Augustus, perceiving that facility of divorce, far from tending to promote happiness, only increased discontent, endeavored to restrain it by penalties. He likewise made the laws more severe with regard to infidelity. The father of a faithless wife might put her to death; and if the husband killed her and her gallant, he was not punished by the laws. Fines and banishment were likewise frequently resorted to.
The highest possible encouragement was given to matrimony. When the people were numbered, the censors asked each citizen, “Upon your faith, have you a wife?” and those who had none were subject to a fine. In the tribunals, those who came to make oath were asked, “Upon your faith, have you a horse? Have you a wife?” and unless they could answer these questions in the affirmative, they were not allowed to give testimony. Those who lived in celibacy could not succeed to an inheritance, or legacy, except of their nearest relations, unless they married within one hundred days after the death of the testator. Married men were preferred to all public employments; and the prescribed age was dispensed with in their favor, by taking off as many years as they had legitimate children. They had distinguished places at the theatre and the games, were exempted from guardianships, and other burthensome offices.
But when the condition of the people required laws like these, it was useless to make them. Mere external rewards are as feeble a barrier against the tumult of the passions, as a bar of sand against a rushing stream. The Roman knights loudly demanded that the edicts should be revoked; and many, to avoid the penalties, went through the form of marriage with mere infants. Augustus, to prevent this fraud, forbade any one to contract a girl that was not at least ten years old, that the wedding might be celebrated two years after. Metellus, the censor, said to the people, “If it were possible for us to do without wives, we should escape a very great evil; but it is ordained that we cannot live very happily either with them or without them.”
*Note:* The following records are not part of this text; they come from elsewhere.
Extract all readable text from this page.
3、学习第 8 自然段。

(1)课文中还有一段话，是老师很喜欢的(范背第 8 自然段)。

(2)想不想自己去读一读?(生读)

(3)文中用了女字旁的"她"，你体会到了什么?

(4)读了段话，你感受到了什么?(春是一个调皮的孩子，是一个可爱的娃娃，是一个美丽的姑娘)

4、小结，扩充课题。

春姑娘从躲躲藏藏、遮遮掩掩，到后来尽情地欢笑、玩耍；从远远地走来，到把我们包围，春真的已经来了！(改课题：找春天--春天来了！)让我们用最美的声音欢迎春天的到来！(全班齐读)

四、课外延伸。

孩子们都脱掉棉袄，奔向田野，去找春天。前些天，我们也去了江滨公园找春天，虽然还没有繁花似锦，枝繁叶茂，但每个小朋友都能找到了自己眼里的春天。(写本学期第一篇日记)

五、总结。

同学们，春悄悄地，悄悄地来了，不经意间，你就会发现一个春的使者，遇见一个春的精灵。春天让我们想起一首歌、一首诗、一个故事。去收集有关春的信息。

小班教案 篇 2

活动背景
Such was the diseased state of society, when Christianity came in with its blessed influence, to purify the manners, and give the soul its proper empire over the senses. Many women of the noblest and wealthiest families, surrounded by the seductive allurements of worldly pleasure, renounced them all, for the sake of the strength and consolation they found in the words of Jesus. Undismayed by severe edicts against the new religion, they appeared before the magistrates, and by pronouncing the simple words, “I am a Christian,” calmly resigned themselves to imprisonment, ignominy, and death. Taught by the maxims of the Gospel that it was a duty to love and comfort each other, as members of the same family, they devoted their lives to the relief of the sick, the aged, and the destitute. Beautiful ladies, accustomed to all the luxurious appendages of wealth, might be seen in the huts of poverty, and the cells of disease, performing in the kindest manner the duties of a careful nurse.
In the worst stages of human society, there will ever be seven thousand of Israel who do not bow the knee to Baal; and such a remnant existed in Rome. The graceful form of heathen mythology had some degree of protecting life within it, so long as it was sincerely reverenced; but the vital spark, that at best had glimmered but faintly, was now entirely extinguished, and the beautiful form was crumbling in corruption and decay. The heart, oppressed with a sense of weakness and destitution, called upon the understanding for aid, and received only the lonely echo of its own wants. At such a moment, Christianity was embraced with fervor; and the soul, enraptured with glimpses of its heavenly home, forgot that the narrow pathway lay amid worldly duties, and worldly temptations.
The relation of the sexes to each other had become so gross in its manifested forms, that it was difficult to perceive the pure conservative principle in its inward essence. Hence, though marriage was sanctioned, and solemnized by the most sacred forms, it was regarded as a necessary concession to human weakness, and perpetual celibacy was considered a sublime virtue. This feeling gave rise to the retirement of the cloister, and to solitary hermitages in the midst of the desert. St. Jerome is perhaps the most eloquent advocate of this ideal purity. His writings are full of eulogiums upon Paula, her daughter Eustochium, and other Roman women, who embraced Christianity, and spent whole days and nights in the study of the Scriptures.
Women were peculiarly susceptible to the influence of doctrines whose very essence is gentleness and love. Among the Jews, the number of believing women had been greater than converted men; the same was true of the Romans; and it is an undoubted fact that most nations were brought into Christianity by the influence of a believing queen. By such means the light of the Gospel gradually spread through France, England, part of Germany, Bavaria, Hungary, Bohemia, Lithuania, Poland, and Russia.
The northern nations bore a general resemblance to each other. War and hunting were considered the only honorable occupations for men, and all other employments were left to women and slaves. Even the Visigoths, on the coasts of Spain, left their fields and flocks to the care of women. They had annual meetings, in which those who had shown most skill and industry in agriculture, received public applause. They were bound by law not to give a wife more than the tenth part of their substance.
The Scandinavian women often accompanied the men in plundering excursions, and had all the drudgery to perform. The wives of the ancient Franks were inseparable from their husbands. They lived with them in the camp, where the marriages of their daughters were celebrated by the soldiers, with Scythian, and other warlike dances. A man was allowed but one wife, and was rigorously punished if he left her to marry another.